Why Only the Fearless Run Toward Real Transformation

  • Wylie-McGraw
  • Hey!

    My name is Wylie McGraw and I’m not a Coach; I’m a Performance Accelerator.

  • As a species, humans have a natural aversion to pain, to struggle. We are programmed to think that if something is hard or doesn’t feel good, it’s probably working against us - that it’s going to be unproductive in the long run. In turn, we tend to hide behind books, behind programs and events that give us personal and public growth at a superficial level.

    But where do you think real transformation comes from? Do you think it comes from a speaker on a stage? Maybe a coaching process or some high-priced guru? No — real transformation is what emerges when we confront the darkest corners of our lives and delve into the emotional waters most would rather avoid. Real transformation isn’t comfortable and it sure as hell isn’t something achieved through superficial means.

    We must go deeper, stop looking for the easy way out. Fearless people understand this.

     

    Real, genuine change requires us to break out of our normal. We need to be pushed past our perceived limits and let ourselves feel all sorts of erupting emotions we didn’t even think ourselves capable of.

    But what does that really mean? What does it look like: to break free from what you consider limiting? How do you force yourself to willingly walk towards something you know will be destructive and ugly, even if it means you’ll emerge on the other side transformed, healed?

    Well, it means not falling prey to the path of least resistance. It looks like taking the route that’s not particularly comfortable or pretty, telling off the personal development and coaching industry that’s sold us on the notion that success, growth, and change come from being happy with a few minor uncomfortable scenarios that they categorize as “struggles” or “setbacks.” It looks like avoiding getting sucked into the business of superficial change and striving for something better.

    Alright, fine. How do you tumble down this rabbit hole, though, especially when you know it will inevitably lead you on a journey full of potholes and pain?

    The answer is simple yet never easy: you just do it.

    You make yourself. You dig deep. You actively choose to put yourself through the ugliness and desolation that is needed; you face your deepest fears head on because you know it is the right thing to do. You seek help. You let someone in that can engage with your life — that can illuminate your blind spots, identify your stressors, and tell you exactly what has been holding you back. You take one step, then another, and another with them by your side, and you go through the process from the beginning to the end.

    It’s a lot like the military.

    You start with boot camp. Your weak spots are attacked by seasoned, hardened veterans who don’t hold back. You expose your vulnerabilities, and as you do so, they use them against you to make you stronger. You live in close quarters with people willing to break you in order to build you back up. With the military, you’re in life and death situations. You need to be focused, committed and powerful in order to survive.
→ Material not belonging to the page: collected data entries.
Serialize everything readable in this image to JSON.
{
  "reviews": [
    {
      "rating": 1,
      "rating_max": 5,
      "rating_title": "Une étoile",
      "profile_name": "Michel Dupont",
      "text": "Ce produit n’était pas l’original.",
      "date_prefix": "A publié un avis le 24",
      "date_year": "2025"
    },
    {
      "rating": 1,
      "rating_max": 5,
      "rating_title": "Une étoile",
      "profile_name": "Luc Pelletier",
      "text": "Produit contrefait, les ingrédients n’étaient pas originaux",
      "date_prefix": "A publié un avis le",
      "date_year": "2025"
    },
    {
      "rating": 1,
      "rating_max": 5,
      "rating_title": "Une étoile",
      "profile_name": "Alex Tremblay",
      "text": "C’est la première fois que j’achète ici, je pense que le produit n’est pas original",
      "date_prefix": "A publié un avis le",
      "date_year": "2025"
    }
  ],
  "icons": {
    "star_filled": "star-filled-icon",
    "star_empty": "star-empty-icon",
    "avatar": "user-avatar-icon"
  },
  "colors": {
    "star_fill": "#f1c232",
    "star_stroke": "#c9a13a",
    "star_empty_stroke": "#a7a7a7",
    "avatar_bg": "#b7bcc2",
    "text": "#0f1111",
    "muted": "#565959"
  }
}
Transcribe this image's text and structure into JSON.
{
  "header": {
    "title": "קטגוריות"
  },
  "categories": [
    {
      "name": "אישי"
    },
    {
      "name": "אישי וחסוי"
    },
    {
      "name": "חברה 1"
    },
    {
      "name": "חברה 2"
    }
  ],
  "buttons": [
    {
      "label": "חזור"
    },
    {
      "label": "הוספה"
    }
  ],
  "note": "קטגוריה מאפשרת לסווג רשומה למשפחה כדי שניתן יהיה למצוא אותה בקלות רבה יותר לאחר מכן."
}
You need to transform from a regular civilian into something more.

    Only those willing to sacrifice and endure will survive, and it’s exactly the same here.

    This is why only the fearless run toward real transformation. No one else has the courage to go through such sacrifice, to persist against all that tries to push back.

    It truly takes a person without fear, or perhaps more accurately, without the fear of fear itself, to “embrace the suck”.

    If you want to change, this is exactly what you need to do.

    As for what “embracing the suck” entails, it calls for you do whatever is necessary for progress that is unavoidable, even if it’s the most miserable and uncomfortable experience. You’ve got to choose to be strong when it’s hard to be so. Until you finally face things you would otherwise avoid or were oblivious to, you won’t be able to start your transformation and start performing as your optimal self.

    Beyond everything, it’s essential you fully commit to truth and transformation. Worries of failure or pain? Those will only drag you down, restricting your personal growth and development.

    Once again, recognizing this takes a certain kind of person.

    Nobody wants to experience pain nor accept the hard truths that are precursors to it. All humans are afraid of it. Handling that kind of evolutionarily inherited terror is one of the ugliest, dirtiest jobs of real transformation. It stirs up some horribly tumultuous emotions and leaves us bare, vulnerable in a way that’s all too raw.

    “Fearless” people still feel this. They just choose not to let it restrict them.

    These folks know that not all pain is created equal. Some is good, a sign that they’re pushing past necessary obstacles and are stretching their limits to new heights. Some is bad, projected on us by a society that fosters feelings of rejection and abandonment, of scarcity and failure, in the name of selling quick fixes that make an even quicker buck. They use the former to fuel them and let them know they’re on the right track, while rejecting the latter, not allowing the allure of safety to pull them away from progress.

    Why? Superficial change isn’t on their to-do list. They want the real deal, not the temporary high pushed by falsely famed coaches or expensive retreats. And if you’re here, I’d wager you do, too.

    Actually, accomplishing this in our culture is one of the hardest things you could ever do. The ones who feel that “Ah ha!” moments at the end of the transformation process are the lucky ones — the exception, not the rule.

    But challenge yourself, burst out of the stressors and pitfalls in your life, and fearlessly follow your truth wherever it leads. In doing so you will find the success of knowing what it feels like to live freely.